El director del Hospital Fernández resultó ser un señor visiblemente ofuscado.
No me pareció que la causa de su irritación fuese enterarse de que en la guardia parecía haber poco personal dispuesto a socorrer a un paciente atormentado. El enojo del Director, como lo explicitó él mismo, fue que la situación había tomado estado público “y sin embargo está todo bien”. Explicó que, con la aprobación del paciente, su recomendación era ponerse la sonda para extraer los líquidos. Lo que tendrían que haber hecho desde el principio.
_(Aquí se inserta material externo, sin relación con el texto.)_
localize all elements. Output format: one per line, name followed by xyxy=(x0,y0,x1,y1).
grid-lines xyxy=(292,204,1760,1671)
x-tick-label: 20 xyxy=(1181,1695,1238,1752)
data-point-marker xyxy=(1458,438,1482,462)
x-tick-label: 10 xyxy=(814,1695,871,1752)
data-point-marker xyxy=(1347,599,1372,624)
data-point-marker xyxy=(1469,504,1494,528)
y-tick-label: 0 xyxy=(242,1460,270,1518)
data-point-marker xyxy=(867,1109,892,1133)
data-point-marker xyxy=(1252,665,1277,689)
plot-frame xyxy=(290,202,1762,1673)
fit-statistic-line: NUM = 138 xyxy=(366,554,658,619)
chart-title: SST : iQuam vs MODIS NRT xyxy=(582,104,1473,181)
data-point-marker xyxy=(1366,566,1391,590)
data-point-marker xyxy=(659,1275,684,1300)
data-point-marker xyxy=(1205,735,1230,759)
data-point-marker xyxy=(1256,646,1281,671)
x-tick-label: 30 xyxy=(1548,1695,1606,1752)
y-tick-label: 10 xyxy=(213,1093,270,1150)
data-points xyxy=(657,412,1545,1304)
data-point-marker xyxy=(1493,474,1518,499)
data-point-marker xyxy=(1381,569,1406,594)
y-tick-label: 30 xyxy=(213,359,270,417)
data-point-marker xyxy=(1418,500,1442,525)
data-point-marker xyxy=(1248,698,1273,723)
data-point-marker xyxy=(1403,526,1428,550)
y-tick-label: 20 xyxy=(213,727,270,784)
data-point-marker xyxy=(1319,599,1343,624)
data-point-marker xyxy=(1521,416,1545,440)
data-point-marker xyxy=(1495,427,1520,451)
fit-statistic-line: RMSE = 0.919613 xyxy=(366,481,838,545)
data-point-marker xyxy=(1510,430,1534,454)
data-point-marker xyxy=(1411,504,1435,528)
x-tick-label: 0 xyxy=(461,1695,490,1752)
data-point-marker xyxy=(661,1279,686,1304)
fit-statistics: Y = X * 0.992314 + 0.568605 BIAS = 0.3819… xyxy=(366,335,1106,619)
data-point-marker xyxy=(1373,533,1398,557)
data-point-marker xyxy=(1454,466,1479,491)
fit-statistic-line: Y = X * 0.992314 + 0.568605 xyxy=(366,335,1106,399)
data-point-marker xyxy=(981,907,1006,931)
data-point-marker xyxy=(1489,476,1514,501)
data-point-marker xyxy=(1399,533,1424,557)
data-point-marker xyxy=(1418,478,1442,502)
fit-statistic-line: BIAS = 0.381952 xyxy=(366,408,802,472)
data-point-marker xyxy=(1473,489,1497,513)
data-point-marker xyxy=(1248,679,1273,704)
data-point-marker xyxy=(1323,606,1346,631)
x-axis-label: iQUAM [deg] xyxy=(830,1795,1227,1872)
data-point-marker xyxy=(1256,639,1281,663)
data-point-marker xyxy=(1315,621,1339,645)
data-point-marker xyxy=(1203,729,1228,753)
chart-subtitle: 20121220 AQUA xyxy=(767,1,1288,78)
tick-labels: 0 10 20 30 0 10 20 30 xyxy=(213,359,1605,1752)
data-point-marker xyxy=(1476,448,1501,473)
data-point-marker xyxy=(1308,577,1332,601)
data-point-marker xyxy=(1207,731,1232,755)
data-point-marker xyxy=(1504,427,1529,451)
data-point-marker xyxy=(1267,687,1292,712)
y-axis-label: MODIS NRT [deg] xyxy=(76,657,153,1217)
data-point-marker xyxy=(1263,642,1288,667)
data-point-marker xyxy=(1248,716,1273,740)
Así, mi amigo volvió a ser atendido. Un enfermero intentó ponerle la sonda dos veces, no pudo y lo quiso mandar al quirófano. Por suerte, rondaba la enfermera piadosa, la misma que le había aplicado el calmante. Ella le dijo déjame a mí y le puso el catéter enseguida. Mi amigo había hecho retención aguda de líquidos: en lo que quedaba de la tarde la sonda le sacó dos litros. La odisea terminó a las 16.30.
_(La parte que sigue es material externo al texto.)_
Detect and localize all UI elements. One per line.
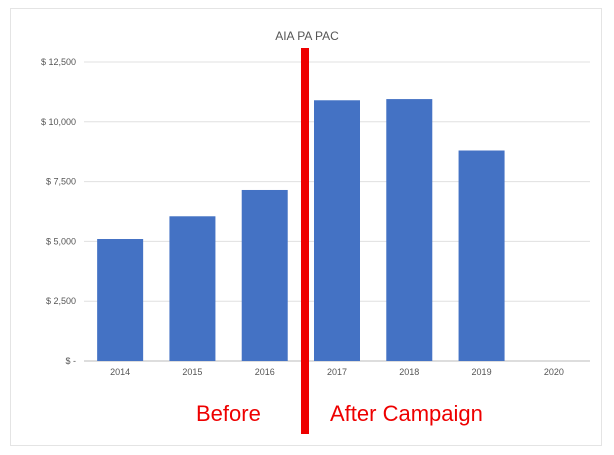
y-tick-label: $ 12,500: [41, 57, 76, 67]
x-tick-label: 2020: [544, 367, 564, 377]
x-tick-label: 2017: [327, 367, 347, 377]
chart-title: AIA PA PAC: [275, 29, 339, 43]
bar-2017: [314, 100, 360, 361]
x-axis-ticks: 2014 2015 2016 2017 2018 2019 2020: [110, 367, 564, 377]
y-axis-ticks: $ - $ 2,500 $ 5,000 $ 7,500 $ 10,000 $ 12,500: [41, 57, 76, 366]
y-tick-label: $ 5,000: [46, 236, 76, 246]
bar-2019: [458, 150, 505, 361]
y-tick-label: $ -: [65, 356, 76, 366]
y-tick-label: $ 10,000: [41, 117, 76, 127]
bar-2015: [169, 216, 216, 361]
x-tick-label: 2015: [182, 367, 202, 377]
x-tick-label: 2014: [110, 367, 130, 377]
x-tick-label: 2018: [399, 367, 419, 377]
after-campaign-label: After Campaign: [330, 401, 483, 426]
bar-2014: [97, 239, 144, 361]
before-label: Before: [196, 401, 261, 426]
bar-2016: [241, 189, 288, 361]
x-tick-label: 2019: [472, 367, 492, 377]
x-tick-label: 2016: [255, 367, 275, 377]
bars: [97, 99, 505, 362]
y-tick-label: $ 7,500: [46, 177, 76, 187]
y-tick-label: $ 2,500: [46, 296, 76, 306]
bar-2018: [386, 99, 433, 362]
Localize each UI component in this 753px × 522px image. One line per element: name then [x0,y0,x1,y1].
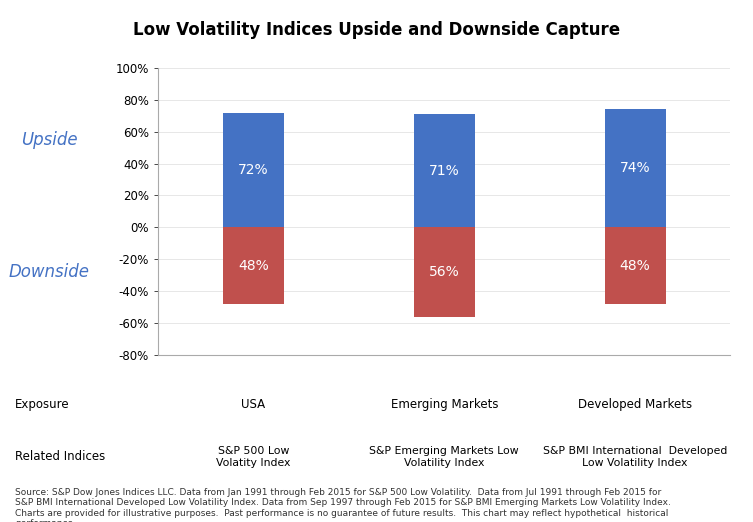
Text: Upside: Upside [20,130,78,149]
Text: Low Volatility Indices Upside and Downside Capture: Low Volatility Indices Upside and Downsi… [133,21,620,39]
Text: Exposure: Exposure [15,398,70,411]
Text: 71%: 71% [429,164,459,177]
Bar [413,228,475,317]
Bar [223,228,284,304]
Text: 48%: 48% [620,258,651,272]
Bar [223,113,284,228]
Bar [605,109,666,228]
Text: Emerging Markets: Emerging Markets [391,398,498,411]
Text: 56%: 56% [429,265,459,279]
Text: S&P 500 Low
Volatity Index: S&P 500 Low Volatity Index [216,446,291,468]
Bar [413,114,475,228]
Text: USA: USA [242,398,266,411]
Text: 72%: 72% [238,163,269,177]
Text: Downside: Downside [8,263,90,281]
Text: 74%: 74% [620,161,651,175]
Bar [605,228,666,304]
Text: Developed Markets: Developed Markets [578,398,692,411]
Text: 48%: 48% [238,258,269,272]
Text: Related Indices: Related Indices [15,450,105,463]
Text: S&P BMI International  Developed
Low Volatility Index: S&P BMI International Developed Low Vola… [543,446,727,468]
Text: Source: S&P Dow Jones Indices LLC. Data from Jan 1991 through Feb 2015 for S&P 5: Source: S&P Dow Jones Indices LLC. Data … [15,488,671,522]
Text: S&P Emerging Markets Low
Volatility Index: S&P Emerging Markets Low Volatility Inde… [370,446,519,468]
En estos casos, de un funcionario de salud pública uno espera que escuche al paciente para saber si hay algo para corregir, comprender que, si alguien tomó la decisión de avisar al periodismo, es porque se habían agotado otras instancias. En estos casos, uno espera que el funcionario escuche al paciente, que estuvo tres horas sufriendo en un baño mugriento en el abandono más despiadado. Uno espera que, aunque sea por compromiso, el funcionario va a prometer ocuparse para evitar el próximo dolor, la próxima indignación. Uno espera todo eso, pero no. El funcionario ni siquiera se excusó con un “es 1 de mayo, hay poco personal, estamos luchando con una pandemia”.
El Dr. Previgliano estaba enojado y no parecía interesado en escuchar: quizá pensaba en el garrón, que se habló (mal) del Hospital que dirige en la radio y hasta en la probable levantada en peso del ministro Quirós.
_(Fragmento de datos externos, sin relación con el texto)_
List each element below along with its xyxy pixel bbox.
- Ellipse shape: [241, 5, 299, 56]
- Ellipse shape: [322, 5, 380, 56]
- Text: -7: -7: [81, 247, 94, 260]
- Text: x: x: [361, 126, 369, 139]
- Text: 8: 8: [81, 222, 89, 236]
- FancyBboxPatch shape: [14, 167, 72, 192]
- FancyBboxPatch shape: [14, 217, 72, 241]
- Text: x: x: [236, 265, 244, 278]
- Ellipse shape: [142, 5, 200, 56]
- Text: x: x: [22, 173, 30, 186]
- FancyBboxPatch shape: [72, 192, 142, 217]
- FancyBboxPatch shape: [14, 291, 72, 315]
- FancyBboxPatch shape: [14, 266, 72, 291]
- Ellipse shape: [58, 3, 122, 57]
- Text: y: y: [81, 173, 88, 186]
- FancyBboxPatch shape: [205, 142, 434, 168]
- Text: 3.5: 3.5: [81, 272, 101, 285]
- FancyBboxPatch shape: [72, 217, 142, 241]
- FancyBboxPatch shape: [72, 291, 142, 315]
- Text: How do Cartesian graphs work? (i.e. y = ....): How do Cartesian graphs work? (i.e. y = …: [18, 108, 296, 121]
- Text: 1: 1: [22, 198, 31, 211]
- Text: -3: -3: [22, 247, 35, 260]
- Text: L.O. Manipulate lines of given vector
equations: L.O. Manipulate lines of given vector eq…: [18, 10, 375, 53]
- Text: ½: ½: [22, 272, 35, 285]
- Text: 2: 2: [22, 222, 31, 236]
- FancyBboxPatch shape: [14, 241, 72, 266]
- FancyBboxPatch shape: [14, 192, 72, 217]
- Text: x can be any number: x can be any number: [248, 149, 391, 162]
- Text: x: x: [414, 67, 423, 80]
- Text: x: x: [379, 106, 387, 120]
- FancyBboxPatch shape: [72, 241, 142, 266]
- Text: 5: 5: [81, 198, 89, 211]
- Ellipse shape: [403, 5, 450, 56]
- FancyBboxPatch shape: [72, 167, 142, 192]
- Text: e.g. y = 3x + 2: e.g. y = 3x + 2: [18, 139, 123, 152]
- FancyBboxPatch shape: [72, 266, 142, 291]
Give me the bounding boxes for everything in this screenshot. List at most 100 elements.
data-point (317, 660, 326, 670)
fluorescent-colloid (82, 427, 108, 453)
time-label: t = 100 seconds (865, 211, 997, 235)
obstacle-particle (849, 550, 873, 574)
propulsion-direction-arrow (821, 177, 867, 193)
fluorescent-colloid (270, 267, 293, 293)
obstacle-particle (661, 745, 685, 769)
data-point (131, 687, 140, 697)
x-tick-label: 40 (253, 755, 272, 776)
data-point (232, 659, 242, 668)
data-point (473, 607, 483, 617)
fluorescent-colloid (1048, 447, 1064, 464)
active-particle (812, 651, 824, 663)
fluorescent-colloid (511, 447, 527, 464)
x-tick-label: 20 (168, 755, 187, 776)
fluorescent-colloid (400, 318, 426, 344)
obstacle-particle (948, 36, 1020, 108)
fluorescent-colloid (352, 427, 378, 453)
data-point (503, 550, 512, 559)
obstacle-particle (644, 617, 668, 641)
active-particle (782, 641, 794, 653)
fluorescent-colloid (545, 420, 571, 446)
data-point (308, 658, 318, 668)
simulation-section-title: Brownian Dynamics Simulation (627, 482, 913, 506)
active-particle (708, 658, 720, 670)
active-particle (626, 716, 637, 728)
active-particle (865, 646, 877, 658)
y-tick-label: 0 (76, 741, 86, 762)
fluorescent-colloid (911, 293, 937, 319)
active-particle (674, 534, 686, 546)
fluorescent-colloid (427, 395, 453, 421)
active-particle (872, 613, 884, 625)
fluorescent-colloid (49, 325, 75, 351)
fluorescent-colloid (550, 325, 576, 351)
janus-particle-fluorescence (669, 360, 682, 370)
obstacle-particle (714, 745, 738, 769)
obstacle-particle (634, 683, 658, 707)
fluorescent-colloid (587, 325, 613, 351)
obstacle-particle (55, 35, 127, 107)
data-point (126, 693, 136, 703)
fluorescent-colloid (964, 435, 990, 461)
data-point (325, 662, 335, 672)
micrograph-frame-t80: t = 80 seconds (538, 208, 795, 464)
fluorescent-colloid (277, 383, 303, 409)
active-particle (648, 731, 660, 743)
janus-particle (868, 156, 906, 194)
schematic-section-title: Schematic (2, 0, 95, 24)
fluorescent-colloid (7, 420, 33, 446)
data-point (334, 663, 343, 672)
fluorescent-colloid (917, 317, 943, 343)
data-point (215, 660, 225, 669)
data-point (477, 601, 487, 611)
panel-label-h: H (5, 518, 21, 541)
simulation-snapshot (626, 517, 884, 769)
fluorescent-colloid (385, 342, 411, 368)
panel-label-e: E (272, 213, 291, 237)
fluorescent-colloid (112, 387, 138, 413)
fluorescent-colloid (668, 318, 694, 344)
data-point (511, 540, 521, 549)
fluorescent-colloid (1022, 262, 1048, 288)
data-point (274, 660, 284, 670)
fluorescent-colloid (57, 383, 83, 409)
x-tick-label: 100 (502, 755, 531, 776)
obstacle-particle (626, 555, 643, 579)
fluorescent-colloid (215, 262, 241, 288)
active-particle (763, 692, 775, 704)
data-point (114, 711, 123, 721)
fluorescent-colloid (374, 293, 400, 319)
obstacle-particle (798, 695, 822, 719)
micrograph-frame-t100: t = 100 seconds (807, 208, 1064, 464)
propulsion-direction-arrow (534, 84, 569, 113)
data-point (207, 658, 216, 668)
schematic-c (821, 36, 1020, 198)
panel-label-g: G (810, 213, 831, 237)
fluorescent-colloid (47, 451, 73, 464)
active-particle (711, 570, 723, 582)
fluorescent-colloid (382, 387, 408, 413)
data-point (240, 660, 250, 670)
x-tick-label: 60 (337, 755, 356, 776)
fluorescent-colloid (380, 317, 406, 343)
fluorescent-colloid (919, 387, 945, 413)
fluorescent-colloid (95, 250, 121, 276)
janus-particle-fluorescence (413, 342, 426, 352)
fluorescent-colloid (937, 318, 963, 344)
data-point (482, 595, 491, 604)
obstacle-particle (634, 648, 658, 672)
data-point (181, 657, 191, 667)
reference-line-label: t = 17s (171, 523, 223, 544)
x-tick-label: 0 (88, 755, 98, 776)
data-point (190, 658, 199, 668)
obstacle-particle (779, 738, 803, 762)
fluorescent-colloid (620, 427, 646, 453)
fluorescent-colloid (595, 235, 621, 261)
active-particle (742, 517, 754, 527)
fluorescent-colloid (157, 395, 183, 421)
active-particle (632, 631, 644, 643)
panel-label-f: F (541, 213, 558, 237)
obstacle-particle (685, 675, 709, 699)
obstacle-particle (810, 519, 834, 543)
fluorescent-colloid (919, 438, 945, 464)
El Hospital General de Agudos Dr. Juan A. Fernández está ubicado en una zona de alta concentración urbana y presta servicios en la ciudad más rica del país. Si esto ocurrió en Palermo, ¿qué esperar del hospital público de la zona más pobre?
Pero el Fernández estaba prácticamente desolado. ¿Por qué? Bien, el 19 de abril detectaron allí a un médico residente infectado de COVID-19. Ese día, el Hospital tuvo que cerrar el servicio de anestesiología y aislar a 18 trabajadores de salud.
Si esto está pasando ahora, con la curva plana, mejor no soñar en qué clase de pesadilla se puede convertir la guardia del Fernández en una escalada.
Nada más dantesco que imaginar el infierno después de haber probado un poquito.